Despite Public Data Breaches, Password Security Still Weak
Despite repeated reminders to select strong passwords and not to reuse them across Websites and services, online users continue to be frighteningly lax in their password security, according to a recent analysis of leaked passwords.
Security experts recommend taking a multilayered approach to security. Instead of relying on a single point of failure, organizations should be implementing several mechanisms to make it harder for cyber-attackers to steal sensitive, confidential data, Mike Yaffe, government security strategist at Core Security, told eWEEK.
Considering how easy it has become to steal passwords, using phishing emails or by installing keyloggers on a target computer, relying solely on passwords to protect data is very risky, Yaffe said.

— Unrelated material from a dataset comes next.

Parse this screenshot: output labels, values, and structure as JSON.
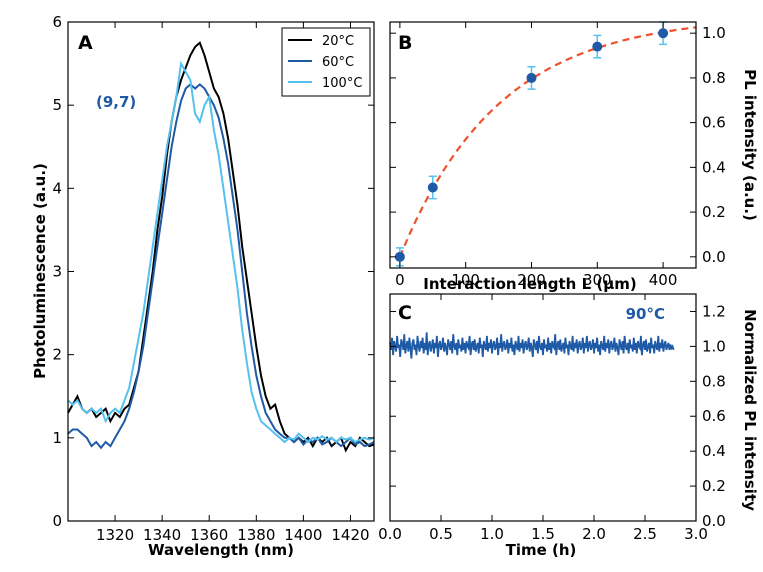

Organizations are often leery of putting up any security measures that may affect the user experience and interrupt workflow because they are worried users will get annoyed and go elsewhere. But some tolerance for inconvenience is necessary, since it will result in a significant boost in security, Yaffe said. Many banks are rolling out additional protections such as image verification and hardware tokens, which may feel a little tedious, but Yaffe said he s willing to put up with them because he would rather be overprotected than underprotected.
Other protections include multiple security questions, forcing users to change passwords regularly, and checking to ensure the passwords aren t dictionary words or being reused.
Attackers should have to get past multiple gatekeepers before they even get to the database, Josh Shaul, CTO of Application Security, told eWEEK. Organizations should be combining all the security layers that will help trap attackers, or at least slow them down enough by raising enough flags for the IT department to notice something is wrong, according to Shaul.